W "Milionerach" nikt nie może być pewny, z jakiej dziedziny padnie pytanie. Wszechstronna wiedza okazuje się bezcenna. W 401. odcinku programu pan Jakub Wyszywacz był dopiero na początku swojej drogi do miliona, jednakże trudność napotkał już przy pytaniu za tysiąc złotych. Uczestnik musiał zmierzyć się bowiem z pytaniem z zakresu kuchni azjatyckiej.
O ile pan Jakub bezbłędnie odpowiedział na pierwsze pytanie z zakresu języka polskiego, to nad kolejnym - za tysiąc złotych - musiał już się nieco dłużej pochylić. Pytanie brzmiało:
Oryginalna tarka do wasabi, trąca korzeń tej rośliny na jednolitą pastę, to tarka:
Zaskoczony pytaniem uczestnik uczciwie przyznał, że kuchnia nie leży w jego zainteresowaniach. Wykluczył także odpowiedź D.

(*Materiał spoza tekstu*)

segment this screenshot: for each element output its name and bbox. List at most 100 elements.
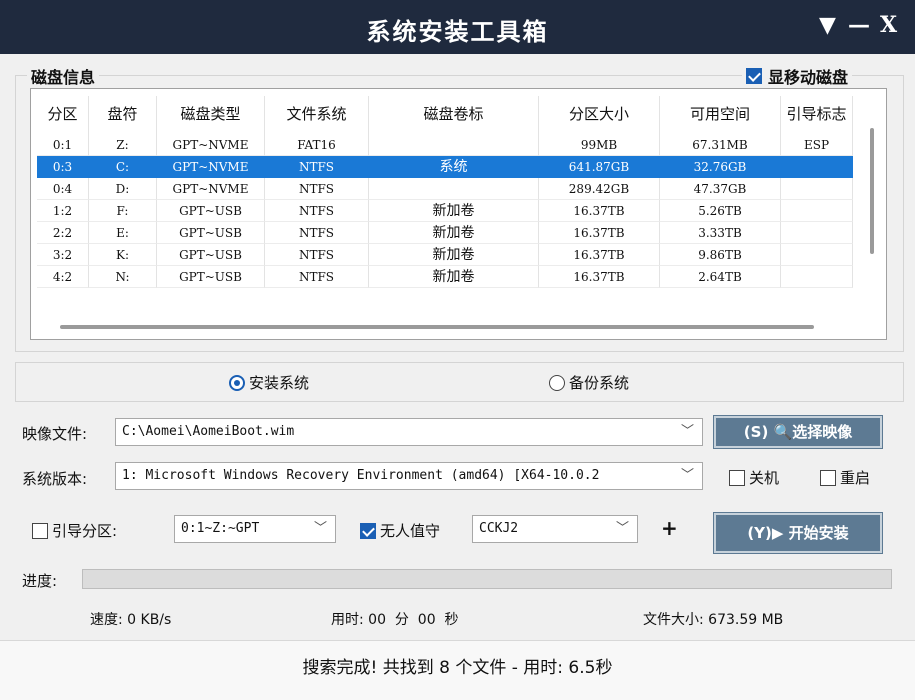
image-file-combo[interactable]: C:\Aomei\AomeiBoot.wim ﹀ bbox=[115, 418, 703, 446]
cell: 16.37TB bbox=[539, 200, 660, 222]
cell: GPT~USB bbox=[157, 222, 265, 244]
shutdown-label: 关机 bbox=[749, 469, 780, 487]
select-image-button[interactable]: (S) 🔍选择映像 bbox=[713, 415, 883, 449]
table-row-selected[interactable]: 0:3 C: GPT~NVME NTFS 系统 641.87GB 32.76GB bbox=[37, 156, 853, 178]
cell: NTFS bbox=[265, 244, 369, 266]
checkbox-checked-icon[interactable] bbox=[360, 522, 376, 539]
cell bbox=[781, 222, 853, 244]
cell: NTFS bbox=[265, 200, 369, 222]
column-header[interactable]: 可用空间 bbox=[660, 96, 781, 134]
table-row[interactable]: 4:2 N: GPT~USB NTFS 新加卷 16.37TB 2.64TB bbox=[37, 266, 853, 288]
column-header[interactable]: 分区 bbox=[37, 96, 89, 134]
image-file-value: C:\Aomei\AomeiBoot.wim bbox=[122, 424, 295, 439]
cell: 4:2 bbox=[37, 266, 89, 288]
close-button[interactable]: X bbox=[880, 12, 897, 38]
unattended-label: 无人值守 bbox=[380, 522, 441, 540]
cell: E: bbox=[89, 222, 157, 244]
chevron-down-icon[interactable]: ﹀ bbox=[611, 516, 629, 542]
cell: ESP bbox=[781, 134, 853, 156]
status-bar: 搜索完成! 共找到 8 个文件 - 用时: 6.5秒 bbox=[0, 640, 915, 700]
cell: D: bbox=[89, 178, 157, 200]
chevron-down-icon[interactable]: ﹀ bbox=[309, 516, 327, 542]
reboot-checkbox[interactable]: 重启 bbox=[820, 467, 870, 488]
cell: 新加卷 bbox=[369, 200, 539, 222]
chevron-down-icon[interactable]: ﹀ bbox=[676, 463, 694, 489]
boot-partition-combo[interactable]: 0:1~Z:~GPT ﹀ bbox=[174, 515, 336, 543]
column-header[interactable]: 盘符 bbox=[89, 96, 157, 134]
table-row[interactable]: 1:2 F: GPT~USB NTFS 新加卷 16.37TB 5.26TB bbox=[37, 200, 853, 222]
cell bbox=[781, 200, 853, 222]
cell: 9.86TB bbox=[660, 244, 781, 266]
progress-bar bbox=[82, 569, 892, 589]
cell bbox=[781, 266, 853, 288]
checkbox-icon[interactable] bbox=[729, 469, 745, 486]
cell: FAT16 bbox=[265, 134, 369, 156]
cell: 3.33TB bbox=[660, 222, 781, 244]
table-row[interactable]: 3:2 K: GPT~USB NTFS 新加卷 16.37TB 9.86TB bbox=[37, 244, 853, 266]
radio-unselected-icon[interactable] bbox=[549, 374, 565, 391]
cell: 新加卷 bbox=[369, 222, 539, 244]
add-plus-button[interactable]: + bbox=[661, 516, 678, 540]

Przyznam się szczerze, że kulinaria nie są moją mocną stroną. Wiem, że wasabi to jest japoński chrzan. (...) Niektóre odpowiedzi wydają się być niemożliwe do zrealizowania, np. ze skóry rekina.
Mimo wykluczenia jednej odpowiedzi uczestnik nie zdecydował się podjąć ryzyka i poprosił o pomoc publiczność. Wyniki sondy były niemal jednoznaczne - prawie 80 proc. głosów wskazywało właśnie na odpowiedź D, która okazała się prawidłowa. Pan Jakub zdecydował zaufać publiczności, dzięki czemu przeszedł do kolejnego pytania.
W oryginalnej wersji tarki do wasabi twarda, chropowata skóra rekina naklejana jest na drewnianą deseczkę. Ze względu na swoją strukturę, przyrząd pozwala utrzeć chrzan wasabi na jednolitą pastę. Nie osiągniemy tego na zwykłych tarkach, które raczej strzępią wasabi, zamiast ucierać na pastę.